Может быть, Славу и Стасю надо греть синим светом, как люди греют больные зубы? Травами на кипятке поить или грязью обмазывать? Имеется в стране специальная лечебная грязь. Где-то на Кавказе.
А может быть, прочесть какие-нибудь брошюры? О наследственной информации, например. Или неврологическом статусе. Она недавно купила.
Врач-психолог взял молоток и ударил Славку по колену.
— Вы чего? — закричал Славка.
А врач-психолог уже Стаську ударил молотком.
Теперь закричал Стаська.
Врач снова Славку ударил. Потом снова Стаську.
— Я вас отучу от агрессии. Я вам покажу агрессию!
И колотит молотком по ногам, по рукам. Хорошо, что ещё молоток резиновый.
Братья вертятся на табуретках, подпрыгивают.
А мама говорит:
— Извели всех дома и в школе. Классная руководительница сказала, что сама скоро к вам придёт.
— У неё что — депрессия от их агрессии?
— У нас у всех, доктор, депрессия.
Доктор взял иголку, большую, длинную. Близнецы замолкли. Что же будет?
Доктор прицелился к Стаське иголкой и уколол в руку.
— Вы чего? — закричал Стаська.
— Молчать! Сюда гляди! — Врач вытянул палец перед Стаськиным носом и начал водить вправо-влево.
Стаська смотрит на палец доктора, водит глазами вправо-влево.
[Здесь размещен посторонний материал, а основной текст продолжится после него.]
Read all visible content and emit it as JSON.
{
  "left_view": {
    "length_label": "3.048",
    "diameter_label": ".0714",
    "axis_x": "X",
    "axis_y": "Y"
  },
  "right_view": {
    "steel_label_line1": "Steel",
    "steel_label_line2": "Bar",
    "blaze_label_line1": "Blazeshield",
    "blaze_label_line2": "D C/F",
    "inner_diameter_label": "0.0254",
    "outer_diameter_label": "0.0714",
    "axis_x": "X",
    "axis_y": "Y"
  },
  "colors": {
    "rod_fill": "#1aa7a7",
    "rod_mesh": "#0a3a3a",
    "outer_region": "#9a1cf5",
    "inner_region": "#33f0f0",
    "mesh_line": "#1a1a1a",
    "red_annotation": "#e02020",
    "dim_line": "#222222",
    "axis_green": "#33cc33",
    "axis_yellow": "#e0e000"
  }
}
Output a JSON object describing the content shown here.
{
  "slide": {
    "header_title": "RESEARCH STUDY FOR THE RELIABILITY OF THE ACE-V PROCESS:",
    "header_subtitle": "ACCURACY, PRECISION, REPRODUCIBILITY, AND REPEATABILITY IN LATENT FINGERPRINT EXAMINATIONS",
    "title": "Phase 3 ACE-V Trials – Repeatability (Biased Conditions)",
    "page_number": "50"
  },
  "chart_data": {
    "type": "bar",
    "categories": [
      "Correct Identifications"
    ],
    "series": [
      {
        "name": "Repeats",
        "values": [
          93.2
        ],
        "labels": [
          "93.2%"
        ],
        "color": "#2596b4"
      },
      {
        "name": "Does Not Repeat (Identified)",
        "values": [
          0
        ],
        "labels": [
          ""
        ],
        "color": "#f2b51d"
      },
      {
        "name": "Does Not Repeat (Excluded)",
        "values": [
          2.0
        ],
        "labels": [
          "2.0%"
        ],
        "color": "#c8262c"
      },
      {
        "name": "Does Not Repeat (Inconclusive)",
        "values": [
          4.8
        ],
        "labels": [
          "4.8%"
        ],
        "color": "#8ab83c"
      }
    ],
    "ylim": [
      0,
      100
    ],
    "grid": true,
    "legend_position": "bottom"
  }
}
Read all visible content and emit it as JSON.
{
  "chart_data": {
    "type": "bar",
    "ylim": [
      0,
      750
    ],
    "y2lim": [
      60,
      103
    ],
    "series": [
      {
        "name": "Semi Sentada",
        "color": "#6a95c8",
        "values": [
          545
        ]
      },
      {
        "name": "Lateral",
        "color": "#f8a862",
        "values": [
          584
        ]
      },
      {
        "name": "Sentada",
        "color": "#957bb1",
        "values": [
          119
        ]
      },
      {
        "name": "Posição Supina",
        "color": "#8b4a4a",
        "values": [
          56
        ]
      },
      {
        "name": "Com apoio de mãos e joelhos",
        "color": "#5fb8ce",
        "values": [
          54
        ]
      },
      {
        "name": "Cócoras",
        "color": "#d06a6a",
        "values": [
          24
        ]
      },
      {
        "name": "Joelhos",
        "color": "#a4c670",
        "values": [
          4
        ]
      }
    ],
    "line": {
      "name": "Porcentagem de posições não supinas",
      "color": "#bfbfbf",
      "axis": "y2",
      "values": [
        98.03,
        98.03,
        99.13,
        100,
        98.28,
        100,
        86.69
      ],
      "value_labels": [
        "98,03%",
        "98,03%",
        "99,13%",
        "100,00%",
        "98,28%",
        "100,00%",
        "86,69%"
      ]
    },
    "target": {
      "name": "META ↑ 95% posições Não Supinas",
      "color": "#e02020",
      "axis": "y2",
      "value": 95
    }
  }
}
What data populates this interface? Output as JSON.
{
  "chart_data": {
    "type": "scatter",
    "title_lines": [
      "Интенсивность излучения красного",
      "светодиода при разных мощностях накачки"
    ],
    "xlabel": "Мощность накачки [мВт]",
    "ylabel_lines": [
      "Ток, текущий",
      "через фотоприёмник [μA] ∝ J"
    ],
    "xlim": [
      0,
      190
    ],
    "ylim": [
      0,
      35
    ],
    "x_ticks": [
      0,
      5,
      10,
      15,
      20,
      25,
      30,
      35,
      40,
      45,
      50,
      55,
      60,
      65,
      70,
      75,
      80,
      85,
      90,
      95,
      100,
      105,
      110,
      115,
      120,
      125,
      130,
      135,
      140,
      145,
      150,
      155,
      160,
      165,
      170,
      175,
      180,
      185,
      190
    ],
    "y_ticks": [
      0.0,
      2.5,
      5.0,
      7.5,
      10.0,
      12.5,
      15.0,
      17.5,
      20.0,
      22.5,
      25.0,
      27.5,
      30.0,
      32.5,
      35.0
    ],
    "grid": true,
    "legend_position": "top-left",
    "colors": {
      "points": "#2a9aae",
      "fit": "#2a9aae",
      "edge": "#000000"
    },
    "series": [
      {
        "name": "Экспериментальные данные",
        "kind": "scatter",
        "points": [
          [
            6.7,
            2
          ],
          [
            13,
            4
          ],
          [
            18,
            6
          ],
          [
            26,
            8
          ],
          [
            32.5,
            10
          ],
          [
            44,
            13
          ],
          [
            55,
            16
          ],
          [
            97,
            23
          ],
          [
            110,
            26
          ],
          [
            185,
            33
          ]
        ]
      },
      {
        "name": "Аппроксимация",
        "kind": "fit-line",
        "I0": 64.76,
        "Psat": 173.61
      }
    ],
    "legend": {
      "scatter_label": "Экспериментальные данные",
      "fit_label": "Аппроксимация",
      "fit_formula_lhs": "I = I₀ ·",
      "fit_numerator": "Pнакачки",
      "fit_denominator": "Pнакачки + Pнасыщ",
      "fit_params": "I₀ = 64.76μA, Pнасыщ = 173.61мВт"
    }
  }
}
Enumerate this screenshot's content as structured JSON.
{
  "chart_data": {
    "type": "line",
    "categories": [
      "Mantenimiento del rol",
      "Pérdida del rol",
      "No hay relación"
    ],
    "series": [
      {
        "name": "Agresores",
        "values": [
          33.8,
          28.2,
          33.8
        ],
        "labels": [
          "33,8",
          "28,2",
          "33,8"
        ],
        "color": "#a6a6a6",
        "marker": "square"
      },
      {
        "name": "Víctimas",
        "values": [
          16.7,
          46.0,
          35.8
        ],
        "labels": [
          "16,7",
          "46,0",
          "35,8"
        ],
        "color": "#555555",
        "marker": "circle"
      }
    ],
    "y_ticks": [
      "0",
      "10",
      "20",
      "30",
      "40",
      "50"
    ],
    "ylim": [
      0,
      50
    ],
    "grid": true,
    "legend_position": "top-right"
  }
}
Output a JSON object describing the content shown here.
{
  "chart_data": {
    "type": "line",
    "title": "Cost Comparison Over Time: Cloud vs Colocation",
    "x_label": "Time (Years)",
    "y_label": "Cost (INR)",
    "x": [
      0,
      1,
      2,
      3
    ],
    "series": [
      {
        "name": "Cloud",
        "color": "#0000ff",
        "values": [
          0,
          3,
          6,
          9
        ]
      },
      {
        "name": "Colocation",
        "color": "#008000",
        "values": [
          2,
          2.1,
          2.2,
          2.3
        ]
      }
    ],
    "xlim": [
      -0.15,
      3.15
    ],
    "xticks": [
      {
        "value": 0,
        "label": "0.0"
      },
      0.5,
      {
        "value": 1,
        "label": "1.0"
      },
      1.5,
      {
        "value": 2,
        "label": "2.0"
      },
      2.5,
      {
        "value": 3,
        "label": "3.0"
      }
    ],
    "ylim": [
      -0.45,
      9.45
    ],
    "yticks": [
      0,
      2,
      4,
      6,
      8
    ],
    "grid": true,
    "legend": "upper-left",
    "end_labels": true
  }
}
Потом нерешительно говорит:
— Он агрессия, — и показал на брата. — Он начинает. И тогда все его начинают.
— Кто это «все его»?
— Ковылкин. Джавад с Лёлькой. Дима.
— А почему он расцарапанный? Зелёнкой помазать, что ли… — И доктор взглянул на Славку. На его лысую голову.
— Не хочу! — ответил Славка. Он вспомнил Марусиного брата в коляске, который всегда перепачкан зелёнкой.